Pour résumer, j'essaierais de
trouver cette bonne distance, celle évoquée par Levi-Strauss et qui devrait
garantir l'intégrité de la nation et les intérêts du peuple. Pour cela la
meilleure façon c'est de s'adresser aux individus et non à des groupes qu'on
appelle communautés. Et là je reprends le principe oublié qui découle de ce que
proposait Clermont-Tonnerre à la Révolution pour les juifs : "Il faut tout refuser aux
juifs comme nation et tout accorder aux juifs comme individus." C'est
le seul principe, et évidement appliqué à tous, qu'il convient d'observer.
Comment intégrer des gens dont certains feront le pas de l'assimilation dès
lors qu'on les confine dans le discours officiel à une communauté? Comment
espérer que les individus puissent ainsi s'émanciper de ce groupe où on les
assigne. Parler de communauté revient à légitimer le contrôle social qu'ils
subissent au sein de leur groupe? C'est pourtant ce que font nos dirigeants
depuis pas mal de temps désormais, souhaitan[AG1] t sans doute en finir avec la seule communauté qui vaille et qui
est la communauté nationale.
Faut dire
que là ils y mettent le paquet et que seule la résistance populaire à leurs
noirs desseins pourra les arrêter.

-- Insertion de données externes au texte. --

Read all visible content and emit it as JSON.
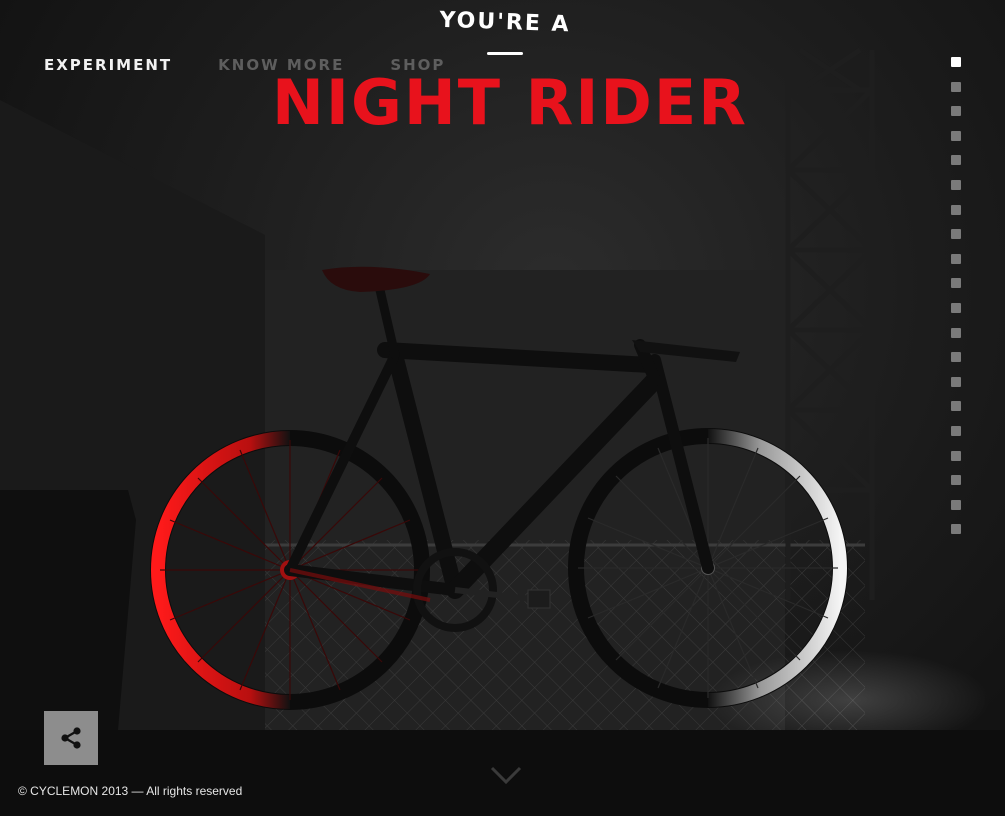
{
  "nav": {
    "items": [
      {
        "label": "EXPERIMENT",
        "active": true
      },
      {
        "label": "KNOW MORE",
        "active": false
      },
      {
        "label": "SHOP",
        "active": false
      }
    ]
  },
  "hero": {
    "kicker": "YOU'RE A",
    "headline": "NIGHT RIDER",
    "accent_color": "#e8121c"
  },
  "pager": {
    "count": 20,
    "active_index": 0
  },
  "footer": {
    "copyright": "© CYCLEMON 2013 — All rights reserved"
  },
  "icons": {
    "share": "share-icon",
    "scroll": "chevron-down-icon"
  }
}
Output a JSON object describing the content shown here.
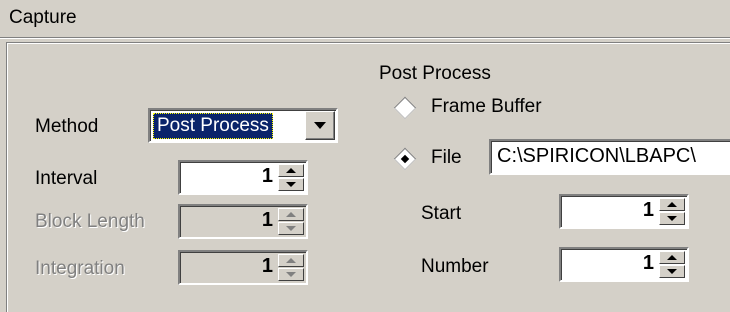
{
  "panel": {
    "title": "Capture"
  },
  "method": {
    "label": "Method",
    "selected": "Post Process"
  },
  "interval": {
    "label": "Interval",
    "value": "1"
  },
  "block_length": {
    "label": "Block Length",
    "value": "1",
    "enabled": false
  },
  "integration": {
    "label": "Integration",
    "value": "1",
    "enabled": false
  },
  "post_process": {
    "group_label": "Post Process",
    "options": [
      {
        "label": "Frame Buffer",
        "checked": false
      },
      {
        "label": "File",
        "checked": true
      }
    ],
    "file_path": "C:\\SPIRICON\\LBAPC\\",
    "start": {
      "label": "Start",
      "value": "1"
    },
    "number": {
      "label": "Number",
      "value": "1"
    }
  },
  "icons": {
    "combo_arrow": "chevron-down-icon",
    "spin_up": "spin-up-icon",
    "spin_down": "spin-down-icon"
  }
}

On se rappellera par exemple puisqu'on parle
de noirs desseins de ce fameux rapport Thuot prônant la société inclusive,
c'est-à-dire une société où toutes les communautés seraient sur le même pied (en
attendant peut-être le basculement démographique) et des 5 rapports qui en constituaient le prolongement en définissaient
les modalités pratiques de sa mise en œuvre et dans lesquels la France était
priée de s'effacer. Ces rapports conduits sous l'égide de plusieurs ministres,
dont le premier actuel alors ministre de l'intérieur et dont on peut après ça
douter de la sincérité de ses discours actuels ou dans la querelle qui l'oppose
aujourd'hui à Bianco, et qui émerveillèrent le premier ministre de l'époque ne
furent remisés dans les étagères que sous les pressions extérieures, en fait la
colère de ceux pour qui les mots nation et république ont encore un sens. Mais
n'en doutons pas, ils ressortiront en temps opportun ou alors seront mis en application
sournoisement. La réforme des programmes scolaires est une illustration
parfaite de cette tentative sournoise d'effacer la France des esprits des plus
jeunes. C'est d'ailleurs astucieux de commencer par là.
Dernière
chose, et qui devrait vous faire réfléchir et comprendre que l'abandon des principes
républicains que sont la laïcité et la nation est une catastrophe : si vous
aimez la diversité soyez convaincus qu'elle ne vous aime pas. Chaque jour
fournit son cortège de preuves, et certains avec une éloquente horreur.